Le parti qui caressait ce projet, qui avait réussi l’exploit de le mener à bien en 2007 en devenant le premier parti de Wallonie d’une courte tête, n’était plus en mesure de le rééditer lors de ce scrutin. Le MR espérait limiter la casse lors de ce scrutin, l’espoir a été déçu. Les libéraux francophones emmenés par Didier Reynders n’ont pu inverser le cours des événements qui s’annonçait: une contre-performance électorale en 2009 encore mal digérée, des blessures internes encore mal cicatrisées, un travail de refondation encore en cours.

Ces élections anticipées venaient trop tôt pour le MR et son président, dont la succession pourrait connaître un coup d’accélérateur en cas de renvoi dans l’opposition. A l’instar du CD&V en Flandre, le MR n’évitera pas une autocritique qui pourrait se révéler douloureuse. Elle ne pourra faire l’impasse sur un point lancinant de crispation: la place du FDF au sein du MR, s’il se confirmait que le parti d’Olivier Maingain a contribué de façon décisive à enrayer le recul du MR en région bruxelloise. Il y a de ces rapports de force en interne qui pourraient faire grincer des dents.

Le PS qui rit, le MR qui pleure. Et les deux autres membres de « la bande des quatre » au coude à coude. Joëlle Milquet évitera la triste sortie de Didier Reynders: elle clôture plus ou moins en beauté sa présidence du CDH. Son parti fait plutôt bonne figure alors que des sondages lui annonçaient un sort peu enviable. Le CDH va jusqu’à devancer son éternel rival Ecolo pour la troisième place dans le paysage politique francophone. Les Verts de Jean-Michel Javaux n’ont pas démérité mais n’ont pu aller au-delà d’une confirmation et d’une consolidation de leur retour en grâce entamé en 2007 et fortifié en 2009. Le thème éminemment communautaire du scrutin n’était certes guère porteur pour Ecolo. Mais il n’est pas interdit de penser que l’image de Jean-Michel Javaux écornée par des sorties médiatiques controversées a pu jouer dans ce coup d’arrêt.

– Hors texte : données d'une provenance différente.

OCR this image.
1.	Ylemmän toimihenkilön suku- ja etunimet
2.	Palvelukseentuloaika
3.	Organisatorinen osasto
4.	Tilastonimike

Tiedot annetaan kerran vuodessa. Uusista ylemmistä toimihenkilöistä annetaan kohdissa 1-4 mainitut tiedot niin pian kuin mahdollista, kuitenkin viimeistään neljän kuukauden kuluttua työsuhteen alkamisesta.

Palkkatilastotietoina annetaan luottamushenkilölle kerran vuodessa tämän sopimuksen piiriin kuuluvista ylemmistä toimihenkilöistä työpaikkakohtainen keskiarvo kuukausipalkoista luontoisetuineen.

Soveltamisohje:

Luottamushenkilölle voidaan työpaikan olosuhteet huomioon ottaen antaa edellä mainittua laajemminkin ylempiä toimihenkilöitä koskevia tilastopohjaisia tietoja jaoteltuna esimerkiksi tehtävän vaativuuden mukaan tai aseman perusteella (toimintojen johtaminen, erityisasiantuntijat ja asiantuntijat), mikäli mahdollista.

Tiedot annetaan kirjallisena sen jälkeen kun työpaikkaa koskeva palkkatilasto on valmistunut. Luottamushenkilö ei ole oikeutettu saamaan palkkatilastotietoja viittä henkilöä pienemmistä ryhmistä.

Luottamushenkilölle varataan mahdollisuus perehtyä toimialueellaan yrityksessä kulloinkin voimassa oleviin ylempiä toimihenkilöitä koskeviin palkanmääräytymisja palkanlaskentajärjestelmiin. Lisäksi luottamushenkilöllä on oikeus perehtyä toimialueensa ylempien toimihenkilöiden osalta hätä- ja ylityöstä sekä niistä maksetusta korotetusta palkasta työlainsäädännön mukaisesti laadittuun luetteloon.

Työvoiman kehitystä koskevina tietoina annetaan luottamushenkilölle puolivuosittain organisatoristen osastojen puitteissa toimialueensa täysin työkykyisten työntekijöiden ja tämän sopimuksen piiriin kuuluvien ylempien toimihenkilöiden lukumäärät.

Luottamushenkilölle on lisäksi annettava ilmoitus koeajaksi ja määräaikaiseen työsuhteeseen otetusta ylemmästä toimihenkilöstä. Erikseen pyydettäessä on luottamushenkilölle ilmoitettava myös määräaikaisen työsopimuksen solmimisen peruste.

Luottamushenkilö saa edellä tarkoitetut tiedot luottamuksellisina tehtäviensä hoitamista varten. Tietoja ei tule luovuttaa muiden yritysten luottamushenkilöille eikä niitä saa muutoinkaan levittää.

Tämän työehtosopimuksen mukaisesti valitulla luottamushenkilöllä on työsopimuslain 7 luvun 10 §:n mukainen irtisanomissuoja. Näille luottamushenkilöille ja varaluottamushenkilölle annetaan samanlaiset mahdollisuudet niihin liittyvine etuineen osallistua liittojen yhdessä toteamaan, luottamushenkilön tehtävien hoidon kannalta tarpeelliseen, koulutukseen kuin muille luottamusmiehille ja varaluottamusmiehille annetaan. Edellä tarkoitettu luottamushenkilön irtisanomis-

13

Quatre partis traditionnels: le paysage politique francophone au complet? Plus vraiment. Sans réaliser un carton, le Parti populaire de Mischaël Modrikamen et de Rudy Aernoudt pointe le bout de son nez, jusqu’à pouvoir décrocher un siège de député. Ce qui ferait du PP, pour une première joute électorale, « le plus grand des petits partis ». Lesquels une fois de plus, en restent à des scores globalement confidentiels.